Thursday, April 6, 2017

Scribe Marks


Walking along an old woods road on a large tract of woodland I was brought up short by some marks in the bark of a tree.



These weren’t the marks created by the claws of a bear climbing the tree. No, these marks were made by human hands, hands wielding a tool that goes by various names in different parts of the country: bark scribe, race knife, timber scribe, tree scribe. The tool comes in various forms depending on the manufacturer –







Older versions, like the older versions of most tools, were often beautiful handmade works of art –





To my eye, the new versions are just plain utilitarian –



Surveyors and foresters are the primary users of these scribes, using them to put semi-permanent marks on trees. The scribes can incise letters, numbers or other marks in bark or wood. In this case, the U-shaped cutter on a scribe was used by a forester to mark the location of an inventory plot. The marks don’t go through the bark where they would actually wound the tree, but were merely cut deeply into the bark. 

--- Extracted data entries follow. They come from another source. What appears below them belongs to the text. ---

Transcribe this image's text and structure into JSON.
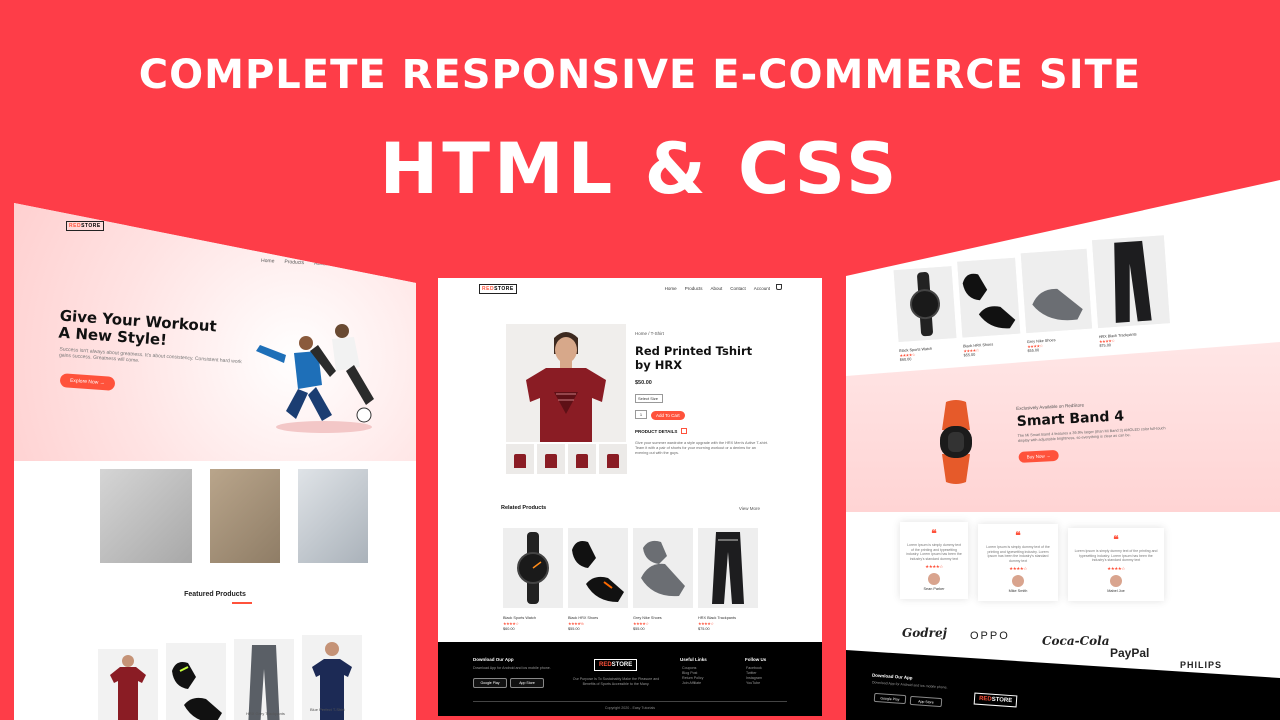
{
  "headline": {
    "line1": "COMPLETE RESPONSIVE E-COMMERCE SITE",
    "line2": "HTML & CSS"
  },
  "brand": {
    "logo_red": "RED",
    "logo_dark": "STORE",
    "accent_color": "#ff523b",
    "background_color": "#fe3d48"
  },
  "nav": {
    "items": [
      "Home",
      "Products",
      "About",
      "Contact",
      "Account"
    ],
    "cart_icon": "cart-icon"
  },
  "left_page": {
    "hero_title_1": "Give Your Workout",
    "hero_title_2": "A New Style!",
    "hero_text": "Success isn't always about greatness. It's about consistency. Consistent hard work gains success. Greatness will come.",
    "hero_button": "Explore Now →",
    "featured_title": "Featured Products",
    "products": [
      "",
      "",
      "HRX Grey Trackpants",
      "Blue Perfect T-Shirt"
    ]
  },
  "product_page": {
    "breadcrumb": "Home / T-Shirt",
    "title": "Red Printed Tshirt by HRX",
    "price": "$50.00",
    "select_size": "Select Size",
    "quantity": "1",
    "add_to_cart": "Add To Cart",
    "details_label": "PRODUCT DETAILS",
    "description": "Give your summer wardrobe a style upgrade with the HRX Men's Active T-shirt. Team it with a pair of shorts for your morning workout or a denims for an evening out with the guys.",
    "related_title": "Related Products",
    "view_more": "View More",
    "related": [
      {
        "name": "Black Sports Watch",
        "stars": "★★★★☆",
        "price": "$60.00"
      },
      {
        "name": "Black HRX Shoes",
        "stars": "★★★★½",
        "price": "$55.00"
      },
      {
        "name": "Grey Nike Shoes",
        "stars": "★★★★☆",
        "price": "$55.00"
      },
      {
        "name": "HRX Black Trackpants",
        "stars": "★★★★☆",
        "price": "$75.00"
      }
    ]
  },
  "footer": {
    "download_title": "Download Our App",
    "download_text": "Download App for Android and ios mobile phone.",
    "google_play": "Google Play",
    "app_store": "App Store",
    "purpose": "Our Purpose Is To Sustainably Make the Pleasure and Benefits of Sports Accessible to the Many.",
    "useful_links_title": "Useful Links",
    "useful_links": [
      "Coupons",
      "Blog Post",
      "Return Policy",
      "Join Affiliate"
    ],
    "follow_title": "Follow Us",
    "follow_links": [
      "Facebook",
      "Twitter",
      "Instagram",
      "YouTube"
    ],
    "copyright": "Copyright 2020 - Easy Tutorials"
  },
  "right_page": {
    "top_products": [
      {
        "name": "Black Sports Watch",
        "stars": "★★★★☆",
        "price": "$60.00"
      },
      {
        "name": "Black HRX Shoes",
        "stars": "★★★★☆",
        "price": "$55.00"
      },
      {
        "name": "Grey Nike Shoes",
        "stars": "★★★★☆",
        "price": "$55.00"
      },
      {
        "name": "HRX Black Trackpants",
        "stars": "★★★★☆",
        "price": "$75.00"
      }
    ],
    "offer_small": "Exclusively Available on RedStore",
    "offer_title": "Smart Band 4",
    "offer_desc": "The Mi Smart Band 4 features a 39.9% larger (than Mi Band 3) AMOLED color full-touch display with adjustable brightness, so everything is clear as can be.",
    "offer_button": "Buy Now →",
    "testimonials": [
      {
        "text": "Lorem Ipsum is simply dummy text of the printing and typesetting industry. Lorem Ipsum has been the industry's standard dummy text",
        "stars": "★★★★☆",
        "name": "Sean Parker"
      },
      {
        "text": "Lorem Ipsum is simply dummy text of the printing and typesetting industry. Lorem Ipsum has been the industry's standard dummy text",
        "stars": "★★★★☆",
        "name": "Mike Smith"
      },
      {
        "text": "Lorem Ipsum is simply dummy text of the printing and typesetting industry. Lorem Ipsum has been the industry's standard dummy text",
        "stars": "★★★★☆",
        "name": "Mabel Joe"
      }
    ],
    "brands": [
      "Godrej",
      "OPPO",
      "Coca-Cola",
      "PayPal",
      "PHILIPS"
    ]
  }
}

The two diagonal witness marks (highlighted in yellow) face toward the center of a circular plot, probably of 1/5 acre (52.7 foot radius); the center that is, or was, marked by a wooden stake. The horizontal mark was placed just below the spot where a steel “diameter tape”, that directly reads a tree’s diameter, was placed.



On the other side of the old road were two other trees with scribe marks, one with both a horizontal mark and the witness marks facing toward the plot center – which must have been in the center of the road. The second tree had only the horizontal mark for the diameter tape –



All of the trees in that plot would have the same type of horizontal mark. The marks would last for many years, until the next inventory of the forest in 5, 10 or 20 years. During the next inventory the growth of each individual tree would be determined and trees that died or were cut in the intervening years could be accounted for.  



If, during your woodland wanderings, you see scribe marks like these you’ve walked into a forest inventory plot.

1 comment:

  1. Very interesting. Even though I wrote a book on woodlot management, I've never heard about this, at least not in Ontario.